The Morton case exposed an extremely egregious example of how easily justice can be derailed when winning is prioritized above everything else. But it also pointed out a flaw in the requirements placed on prosecuting attorneys regarding what details they were legally obligated to make available to Morton’s attorneys. When it comes to criminal trials, the U.S. Supreme Court has held that prosecutors are required by the due process clause of the Fourteenth Amendment to disclose any evidence that is “material” to the defendant’s guilt or innocence or when it affects punishment (i.e. sentencing).This kind of evidence is often called “exculpatory” or “Brady” evidence, named for the Court’s decision in Brady v. Maryland. 373 U.S. 83 (1963).
In hindsight, it is not difficult to see that the statements of Morton’s son and neighbor should have been classified as Brady/exculpatory evidence. But Ken Anderson’s attorney maintained throughout the controversy that the evidence would not have made any difference in the outcome of Morton’s trial. The Court of Inquiry thought differently and found that Anderson deliberately withheld the evidence to gain an unfair advantage.

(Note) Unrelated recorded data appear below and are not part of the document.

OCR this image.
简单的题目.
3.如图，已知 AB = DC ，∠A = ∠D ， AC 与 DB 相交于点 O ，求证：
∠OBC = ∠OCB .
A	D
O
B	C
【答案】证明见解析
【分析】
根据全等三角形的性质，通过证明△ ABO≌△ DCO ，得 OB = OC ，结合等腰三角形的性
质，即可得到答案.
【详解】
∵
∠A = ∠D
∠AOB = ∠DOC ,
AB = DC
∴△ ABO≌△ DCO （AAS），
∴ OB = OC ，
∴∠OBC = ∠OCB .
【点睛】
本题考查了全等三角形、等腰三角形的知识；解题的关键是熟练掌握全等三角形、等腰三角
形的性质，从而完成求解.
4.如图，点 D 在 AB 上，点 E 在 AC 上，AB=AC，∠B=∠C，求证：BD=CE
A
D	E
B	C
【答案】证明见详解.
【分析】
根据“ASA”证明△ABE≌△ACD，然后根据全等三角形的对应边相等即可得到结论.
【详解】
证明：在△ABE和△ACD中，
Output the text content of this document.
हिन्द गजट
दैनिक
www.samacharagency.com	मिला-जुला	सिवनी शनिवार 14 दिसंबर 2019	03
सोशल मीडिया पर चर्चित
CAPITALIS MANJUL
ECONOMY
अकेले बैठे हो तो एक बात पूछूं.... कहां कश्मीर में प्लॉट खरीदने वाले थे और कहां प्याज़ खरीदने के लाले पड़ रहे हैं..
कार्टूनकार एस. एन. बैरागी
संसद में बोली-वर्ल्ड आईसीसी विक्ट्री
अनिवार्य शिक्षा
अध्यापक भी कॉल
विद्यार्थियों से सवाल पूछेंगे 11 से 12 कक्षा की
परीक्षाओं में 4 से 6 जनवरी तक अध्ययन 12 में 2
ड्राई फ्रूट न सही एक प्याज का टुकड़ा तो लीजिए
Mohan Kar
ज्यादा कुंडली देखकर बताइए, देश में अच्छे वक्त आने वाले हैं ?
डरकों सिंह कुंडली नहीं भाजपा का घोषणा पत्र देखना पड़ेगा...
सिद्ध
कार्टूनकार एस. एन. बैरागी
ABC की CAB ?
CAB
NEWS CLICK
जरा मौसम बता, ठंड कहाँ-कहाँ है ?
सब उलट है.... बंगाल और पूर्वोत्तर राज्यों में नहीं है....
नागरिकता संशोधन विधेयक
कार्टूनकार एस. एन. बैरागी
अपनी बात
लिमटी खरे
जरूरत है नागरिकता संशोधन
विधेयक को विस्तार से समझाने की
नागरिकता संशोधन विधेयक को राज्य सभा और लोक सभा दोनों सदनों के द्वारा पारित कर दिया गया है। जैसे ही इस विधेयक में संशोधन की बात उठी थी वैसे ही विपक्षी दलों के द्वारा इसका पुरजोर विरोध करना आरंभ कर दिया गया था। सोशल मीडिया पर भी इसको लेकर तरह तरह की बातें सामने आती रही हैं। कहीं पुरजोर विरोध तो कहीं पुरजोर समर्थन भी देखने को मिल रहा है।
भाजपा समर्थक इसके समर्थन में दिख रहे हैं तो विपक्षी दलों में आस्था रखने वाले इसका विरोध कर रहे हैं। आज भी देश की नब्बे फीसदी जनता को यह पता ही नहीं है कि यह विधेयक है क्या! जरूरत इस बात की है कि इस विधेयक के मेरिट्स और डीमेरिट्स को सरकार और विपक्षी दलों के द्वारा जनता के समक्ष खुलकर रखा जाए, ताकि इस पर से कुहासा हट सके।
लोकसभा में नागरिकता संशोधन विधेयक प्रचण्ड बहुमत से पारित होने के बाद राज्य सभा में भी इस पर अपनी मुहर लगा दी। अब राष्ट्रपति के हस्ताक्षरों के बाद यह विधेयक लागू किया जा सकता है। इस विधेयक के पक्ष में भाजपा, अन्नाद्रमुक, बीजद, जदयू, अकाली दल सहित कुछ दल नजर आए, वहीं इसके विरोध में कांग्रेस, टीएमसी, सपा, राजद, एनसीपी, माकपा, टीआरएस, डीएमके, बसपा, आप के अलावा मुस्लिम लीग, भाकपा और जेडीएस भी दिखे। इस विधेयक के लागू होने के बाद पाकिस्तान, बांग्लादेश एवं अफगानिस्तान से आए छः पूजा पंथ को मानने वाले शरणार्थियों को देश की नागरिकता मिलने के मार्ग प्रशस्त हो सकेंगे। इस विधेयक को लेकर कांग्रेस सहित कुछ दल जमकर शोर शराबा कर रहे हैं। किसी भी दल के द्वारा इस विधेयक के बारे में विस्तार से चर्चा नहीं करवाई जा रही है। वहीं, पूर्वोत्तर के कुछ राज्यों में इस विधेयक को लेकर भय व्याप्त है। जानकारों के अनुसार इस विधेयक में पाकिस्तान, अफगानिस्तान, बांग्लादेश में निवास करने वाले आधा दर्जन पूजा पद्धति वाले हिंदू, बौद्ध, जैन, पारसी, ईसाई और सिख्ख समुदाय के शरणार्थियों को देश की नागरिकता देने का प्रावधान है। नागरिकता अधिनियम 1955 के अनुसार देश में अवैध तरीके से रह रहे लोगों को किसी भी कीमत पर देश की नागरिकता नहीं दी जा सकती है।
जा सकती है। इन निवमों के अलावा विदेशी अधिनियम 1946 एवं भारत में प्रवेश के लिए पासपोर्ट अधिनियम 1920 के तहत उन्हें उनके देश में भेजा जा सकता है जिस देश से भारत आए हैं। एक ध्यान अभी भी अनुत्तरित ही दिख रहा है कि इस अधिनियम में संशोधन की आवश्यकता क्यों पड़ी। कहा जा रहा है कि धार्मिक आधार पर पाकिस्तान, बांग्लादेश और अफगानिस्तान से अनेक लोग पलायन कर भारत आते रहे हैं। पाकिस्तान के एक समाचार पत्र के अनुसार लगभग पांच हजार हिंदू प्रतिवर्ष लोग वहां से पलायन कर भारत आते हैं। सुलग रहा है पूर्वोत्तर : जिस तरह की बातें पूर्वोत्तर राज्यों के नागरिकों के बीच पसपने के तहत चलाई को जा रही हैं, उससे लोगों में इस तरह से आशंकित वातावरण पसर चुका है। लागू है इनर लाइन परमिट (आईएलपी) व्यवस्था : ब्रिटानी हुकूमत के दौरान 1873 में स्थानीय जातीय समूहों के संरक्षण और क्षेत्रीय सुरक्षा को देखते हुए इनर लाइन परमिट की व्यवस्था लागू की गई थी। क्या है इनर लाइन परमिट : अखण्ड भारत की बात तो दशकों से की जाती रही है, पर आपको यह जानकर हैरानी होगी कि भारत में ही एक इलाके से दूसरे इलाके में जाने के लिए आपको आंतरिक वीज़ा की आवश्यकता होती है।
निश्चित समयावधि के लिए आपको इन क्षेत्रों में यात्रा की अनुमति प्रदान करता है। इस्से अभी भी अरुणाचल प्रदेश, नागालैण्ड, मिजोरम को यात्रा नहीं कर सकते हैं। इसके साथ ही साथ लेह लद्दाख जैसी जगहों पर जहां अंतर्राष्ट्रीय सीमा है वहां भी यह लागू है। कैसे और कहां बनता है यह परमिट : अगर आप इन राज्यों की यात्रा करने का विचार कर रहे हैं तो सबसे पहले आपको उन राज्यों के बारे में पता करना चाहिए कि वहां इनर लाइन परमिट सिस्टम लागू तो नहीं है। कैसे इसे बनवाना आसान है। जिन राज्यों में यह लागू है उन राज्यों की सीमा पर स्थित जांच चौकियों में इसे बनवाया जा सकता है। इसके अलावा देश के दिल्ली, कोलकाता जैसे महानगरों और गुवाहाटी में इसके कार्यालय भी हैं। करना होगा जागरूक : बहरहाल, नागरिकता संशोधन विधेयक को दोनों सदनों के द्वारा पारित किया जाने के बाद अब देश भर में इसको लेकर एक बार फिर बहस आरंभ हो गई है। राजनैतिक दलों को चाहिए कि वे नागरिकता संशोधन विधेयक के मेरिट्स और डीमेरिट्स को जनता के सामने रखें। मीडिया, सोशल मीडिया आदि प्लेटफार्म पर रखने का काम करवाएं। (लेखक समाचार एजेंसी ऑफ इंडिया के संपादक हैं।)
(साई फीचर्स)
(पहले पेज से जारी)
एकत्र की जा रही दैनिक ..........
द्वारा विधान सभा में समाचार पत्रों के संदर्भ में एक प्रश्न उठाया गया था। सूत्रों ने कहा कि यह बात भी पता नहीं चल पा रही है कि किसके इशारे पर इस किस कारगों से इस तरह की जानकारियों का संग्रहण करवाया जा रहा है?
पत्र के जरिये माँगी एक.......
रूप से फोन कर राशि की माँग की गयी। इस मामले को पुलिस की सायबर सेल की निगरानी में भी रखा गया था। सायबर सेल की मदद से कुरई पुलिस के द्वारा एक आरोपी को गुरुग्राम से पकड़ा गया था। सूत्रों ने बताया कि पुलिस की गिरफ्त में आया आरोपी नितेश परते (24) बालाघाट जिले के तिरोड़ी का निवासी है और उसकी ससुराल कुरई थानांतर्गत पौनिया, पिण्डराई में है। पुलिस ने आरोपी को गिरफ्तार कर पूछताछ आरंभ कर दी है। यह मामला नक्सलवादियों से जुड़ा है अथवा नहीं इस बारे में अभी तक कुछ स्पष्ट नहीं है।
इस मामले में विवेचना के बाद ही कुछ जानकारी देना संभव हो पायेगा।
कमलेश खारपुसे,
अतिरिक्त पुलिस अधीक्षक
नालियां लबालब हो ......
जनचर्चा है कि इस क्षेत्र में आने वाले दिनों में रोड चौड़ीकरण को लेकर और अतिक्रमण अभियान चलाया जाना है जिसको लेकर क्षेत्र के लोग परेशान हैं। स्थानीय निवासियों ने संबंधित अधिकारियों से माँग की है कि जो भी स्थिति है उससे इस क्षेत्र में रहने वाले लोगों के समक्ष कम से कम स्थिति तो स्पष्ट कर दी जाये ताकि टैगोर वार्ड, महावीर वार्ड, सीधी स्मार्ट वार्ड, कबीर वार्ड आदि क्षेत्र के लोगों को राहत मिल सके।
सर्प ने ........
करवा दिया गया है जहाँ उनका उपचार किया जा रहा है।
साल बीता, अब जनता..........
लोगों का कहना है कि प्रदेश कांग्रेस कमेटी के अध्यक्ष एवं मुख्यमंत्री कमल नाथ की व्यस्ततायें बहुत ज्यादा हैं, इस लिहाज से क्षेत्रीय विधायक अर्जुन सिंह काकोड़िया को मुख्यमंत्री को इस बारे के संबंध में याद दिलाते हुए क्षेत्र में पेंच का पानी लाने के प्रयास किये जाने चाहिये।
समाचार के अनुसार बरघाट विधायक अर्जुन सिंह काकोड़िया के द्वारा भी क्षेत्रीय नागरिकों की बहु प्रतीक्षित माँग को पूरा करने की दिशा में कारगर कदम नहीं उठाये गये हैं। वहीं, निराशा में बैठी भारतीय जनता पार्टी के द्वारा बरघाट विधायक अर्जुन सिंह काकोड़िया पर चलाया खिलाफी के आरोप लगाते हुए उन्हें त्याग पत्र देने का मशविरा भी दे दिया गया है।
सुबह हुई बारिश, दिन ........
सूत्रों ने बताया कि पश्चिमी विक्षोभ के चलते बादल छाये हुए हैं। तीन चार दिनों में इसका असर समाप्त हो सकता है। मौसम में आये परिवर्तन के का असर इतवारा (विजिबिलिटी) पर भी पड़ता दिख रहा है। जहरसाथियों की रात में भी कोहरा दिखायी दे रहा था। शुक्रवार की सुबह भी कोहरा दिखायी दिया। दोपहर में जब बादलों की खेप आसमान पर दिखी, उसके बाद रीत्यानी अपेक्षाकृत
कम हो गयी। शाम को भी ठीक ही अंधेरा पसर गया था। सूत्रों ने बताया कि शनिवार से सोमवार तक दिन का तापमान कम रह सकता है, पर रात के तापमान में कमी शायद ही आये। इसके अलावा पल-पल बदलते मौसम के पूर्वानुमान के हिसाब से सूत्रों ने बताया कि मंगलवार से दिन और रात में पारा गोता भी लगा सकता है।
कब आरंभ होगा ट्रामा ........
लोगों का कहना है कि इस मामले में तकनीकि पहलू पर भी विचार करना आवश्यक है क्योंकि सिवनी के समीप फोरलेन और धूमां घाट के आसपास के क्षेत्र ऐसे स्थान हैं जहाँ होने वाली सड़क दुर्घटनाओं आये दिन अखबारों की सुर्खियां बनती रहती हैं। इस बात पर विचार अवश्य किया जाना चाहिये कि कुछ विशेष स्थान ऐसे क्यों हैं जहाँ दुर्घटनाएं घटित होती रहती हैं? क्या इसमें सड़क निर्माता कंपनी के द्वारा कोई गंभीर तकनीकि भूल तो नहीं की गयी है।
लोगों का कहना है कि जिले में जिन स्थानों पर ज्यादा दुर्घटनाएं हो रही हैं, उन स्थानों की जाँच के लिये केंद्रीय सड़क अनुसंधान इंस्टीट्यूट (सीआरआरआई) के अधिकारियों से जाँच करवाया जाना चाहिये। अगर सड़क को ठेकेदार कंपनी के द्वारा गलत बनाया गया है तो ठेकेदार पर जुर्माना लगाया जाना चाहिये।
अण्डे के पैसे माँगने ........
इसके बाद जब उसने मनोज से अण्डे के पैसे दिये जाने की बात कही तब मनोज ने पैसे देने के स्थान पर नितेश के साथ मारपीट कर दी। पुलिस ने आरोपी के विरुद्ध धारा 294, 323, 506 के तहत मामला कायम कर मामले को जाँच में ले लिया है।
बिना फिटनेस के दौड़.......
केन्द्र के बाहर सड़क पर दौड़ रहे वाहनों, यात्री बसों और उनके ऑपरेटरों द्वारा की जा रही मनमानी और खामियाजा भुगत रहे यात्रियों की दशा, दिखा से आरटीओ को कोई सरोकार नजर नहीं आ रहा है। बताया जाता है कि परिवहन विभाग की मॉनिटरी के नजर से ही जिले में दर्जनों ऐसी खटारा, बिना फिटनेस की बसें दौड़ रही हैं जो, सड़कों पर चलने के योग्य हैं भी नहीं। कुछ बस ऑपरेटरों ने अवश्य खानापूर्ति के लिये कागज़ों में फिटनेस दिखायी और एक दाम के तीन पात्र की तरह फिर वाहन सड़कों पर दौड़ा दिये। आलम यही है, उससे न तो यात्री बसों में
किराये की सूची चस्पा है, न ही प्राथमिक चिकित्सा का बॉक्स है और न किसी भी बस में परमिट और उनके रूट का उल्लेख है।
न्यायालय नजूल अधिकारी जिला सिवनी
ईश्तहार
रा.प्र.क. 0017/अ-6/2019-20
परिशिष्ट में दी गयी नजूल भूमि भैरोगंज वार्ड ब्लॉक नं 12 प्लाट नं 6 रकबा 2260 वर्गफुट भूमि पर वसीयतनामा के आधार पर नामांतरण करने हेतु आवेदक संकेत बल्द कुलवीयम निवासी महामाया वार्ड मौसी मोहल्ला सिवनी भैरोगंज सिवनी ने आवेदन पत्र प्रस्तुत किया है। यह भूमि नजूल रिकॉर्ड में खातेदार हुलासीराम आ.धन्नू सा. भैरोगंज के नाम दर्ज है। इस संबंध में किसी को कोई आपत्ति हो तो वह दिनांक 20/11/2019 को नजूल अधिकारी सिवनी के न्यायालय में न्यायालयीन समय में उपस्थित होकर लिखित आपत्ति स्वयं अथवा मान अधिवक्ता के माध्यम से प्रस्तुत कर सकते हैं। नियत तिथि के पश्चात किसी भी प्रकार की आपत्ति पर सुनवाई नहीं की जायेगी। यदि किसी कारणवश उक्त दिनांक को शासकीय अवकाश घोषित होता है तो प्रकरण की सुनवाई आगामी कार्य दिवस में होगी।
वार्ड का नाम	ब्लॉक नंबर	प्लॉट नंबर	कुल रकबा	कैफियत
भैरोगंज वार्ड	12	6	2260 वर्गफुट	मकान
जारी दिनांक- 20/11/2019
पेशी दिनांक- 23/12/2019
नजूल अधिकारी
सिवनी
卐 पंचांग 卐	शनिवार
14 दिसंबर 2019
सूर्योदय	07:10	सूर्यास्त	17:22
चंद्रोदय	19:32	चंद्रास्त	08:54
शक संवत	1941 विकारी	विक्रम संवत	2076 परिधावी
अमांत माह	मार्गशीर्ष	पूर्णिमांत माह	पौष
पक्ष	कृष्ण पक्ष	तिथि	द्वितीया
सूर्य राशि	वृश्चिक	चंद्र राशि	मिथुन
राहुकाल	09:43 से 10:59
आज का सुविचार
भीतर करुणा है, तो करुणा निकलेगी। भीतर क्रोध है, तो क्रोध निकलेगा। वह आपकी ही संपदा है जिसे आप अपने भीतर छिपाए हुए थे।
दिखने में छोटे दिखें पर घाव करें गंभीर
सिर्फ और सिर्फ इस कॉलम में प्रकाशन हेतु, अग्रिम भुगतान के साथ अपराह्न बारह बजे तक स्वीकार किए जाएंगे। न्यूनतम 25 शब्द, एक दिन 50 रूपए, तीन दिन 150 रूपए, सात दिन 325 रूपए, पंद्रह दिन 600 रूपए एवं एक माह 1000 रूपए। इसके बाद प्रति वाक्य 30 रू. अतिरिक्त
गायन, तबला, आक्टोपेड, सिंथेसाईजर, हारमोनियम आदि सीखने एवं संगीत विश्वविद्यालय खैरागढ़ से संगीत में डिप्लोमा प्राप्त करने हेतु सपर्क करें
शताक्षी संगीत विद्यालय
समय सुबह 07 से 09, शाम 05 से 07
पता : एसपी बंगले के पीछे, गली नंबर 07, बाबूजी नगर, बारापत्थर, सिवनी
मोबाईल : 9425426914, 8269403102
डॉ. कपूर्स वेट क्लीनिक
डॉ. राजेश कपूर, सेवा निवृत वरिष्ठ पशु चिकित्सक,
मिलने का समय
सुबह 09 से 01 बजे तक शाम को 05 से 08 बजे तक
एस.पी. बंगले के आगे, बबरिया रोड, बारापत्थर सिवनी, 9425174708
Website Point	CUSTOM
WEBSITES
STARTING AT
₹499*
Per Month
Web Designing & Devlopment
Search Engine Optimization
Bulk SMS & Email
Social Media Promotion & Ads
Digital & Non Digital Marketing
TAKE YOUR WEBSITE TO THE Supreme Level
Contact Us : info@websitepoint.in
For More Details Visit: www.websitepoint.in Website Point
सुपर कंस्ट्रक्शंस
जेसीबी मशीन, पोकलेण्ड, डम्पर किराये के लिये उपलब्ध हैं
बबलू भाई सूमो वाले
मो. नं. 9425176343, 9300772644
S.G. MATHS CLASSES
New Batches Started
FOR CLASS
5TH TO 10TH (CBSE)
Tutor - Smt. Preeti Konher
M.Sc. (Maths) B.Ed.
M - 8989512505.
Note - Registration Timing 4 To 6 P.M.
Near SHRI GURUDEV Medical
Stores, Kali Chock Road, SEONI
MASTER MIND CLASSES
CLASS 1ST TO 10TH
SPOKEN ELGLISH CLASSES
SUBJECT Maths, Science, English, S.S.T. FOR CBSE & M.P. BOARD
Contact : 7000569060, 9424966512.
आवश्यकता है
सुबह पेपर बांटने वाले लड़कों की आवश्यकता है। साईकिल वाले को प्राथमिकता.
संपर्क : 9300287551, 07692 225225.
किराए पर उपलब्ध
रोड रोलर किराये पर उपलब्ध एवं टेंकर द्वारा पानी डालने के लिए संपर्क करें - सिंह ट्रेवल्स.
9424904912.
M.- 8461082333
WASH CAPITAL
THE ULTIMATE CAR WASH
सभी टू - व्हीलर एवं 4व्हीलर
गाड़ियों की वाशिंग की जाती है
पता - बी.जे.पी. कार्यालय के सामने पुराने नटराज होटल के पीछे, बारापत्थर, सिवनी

Effects of the Morton Case
Last year, the State legislature unanimously passed the Michael Morton Act (SB 1611) as a safeguard against any potential measures by prosecutors to deprive defendants of evidence that may be favorable to their case. The law officially went into effect on January 1 and will apply to all future prosecutions.
The key points of the law include:
- Establishing an open discovery process for materials (e.g. offense reports, recorded statements of witnesses, police reports, but excluding work product) that are material to any matter involved in the case that are in the possession or control of the State or anyone under contract with the State. SB 1611 Sec. 2(a).
- Reiterates that the State is required to disclose any exculpatory, impeachment, or mitigating document, item or information that is in their custody that “tends to negate the guilt of the defendant or would reduce the punishment for the offense charged.” Sec. 2(h).
- If the State discovers additional documents before, during, or after the trial, they must disclose it under the same conditions as section 2(h) and must promptly disclose the information to the defendant or the court. Sec. 2(k).
No prosecution treads lightly when it comes to convicting an accused criminal of a crime. As shown in this case, the need to put someone behind bars can lead to some prosecutors hiding information in order to prove their point instead of letting a case rest stagnant. While legislation helps to prevent instances like this from ever happening again, the best offense is a solid defense.